ダイビングを終えて酸素も少なくなった頃、頭上に見えるボートは、生命線だということを痛感する。これがなければ、ダイバー達は海に浮かんでいるほかない。
伝え聞いた話では、実際にボートで急病人が発生し、島の診療所へ救急搬送したことがあった。そのとき救命胴衣やボートなどを海上にばらまき、ダイバー達は船の帰りを海上で待っていた。やがてボートはフルスピードで戻ってきた。ボートに上がったら室内の備品などが全て散乱した状態だったと聞いた。
船は、海上に出たダイバーを見捨てることは絶対にしない。
慶良間諸島にゆくときは、そのときの状況によって30人のボートが異なる。それぞれに個性があって面白い。
アジュメールはお昼が船長ファミリーの手作りであり、カレーやタコライスなどに温かいスープが付いてくる。そしてデザートにパイナップルやグレープフルーツが必ず出てくる。
フラップは、ドリフトダイビングなど、様々なダイビングにつきあってくれる。こじんまりしているけどフランクな空気のあるボートだ。

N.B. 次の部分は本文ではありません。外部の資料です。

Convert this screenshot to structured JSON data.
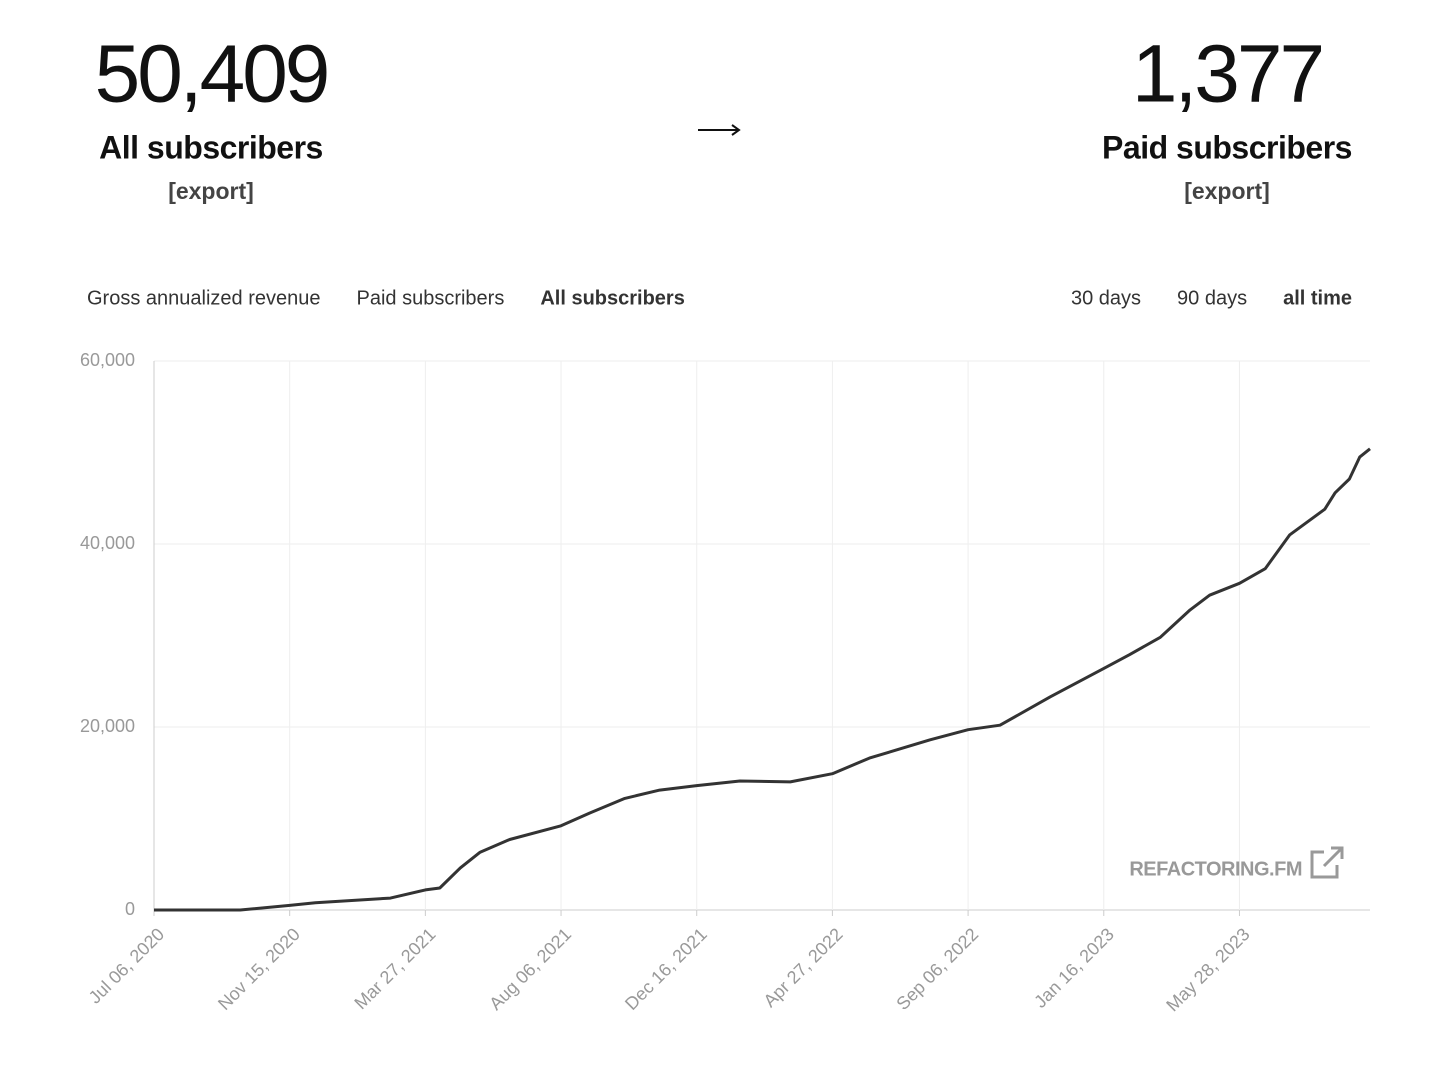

ファミーユは50人乗りの大型船だが、そのわりには船足が速く、そして室内も広いからダイビング機材も余裕でおくことができ、さらに上甲板は、夏の太陽を浴びて肌を焼くのには最適の場所だ。つまり万事コンセプチュアルな船だ。
那覇港から慶良間諸島まで、およそ1時間。この時期は北風が吹き、2mを越える波がたつ。ボートは揺れに揺れながら慶良間諸島にたどり着くし、それができないときは中間地点のチービシ諸島迄となる。冬の時期の特徴である。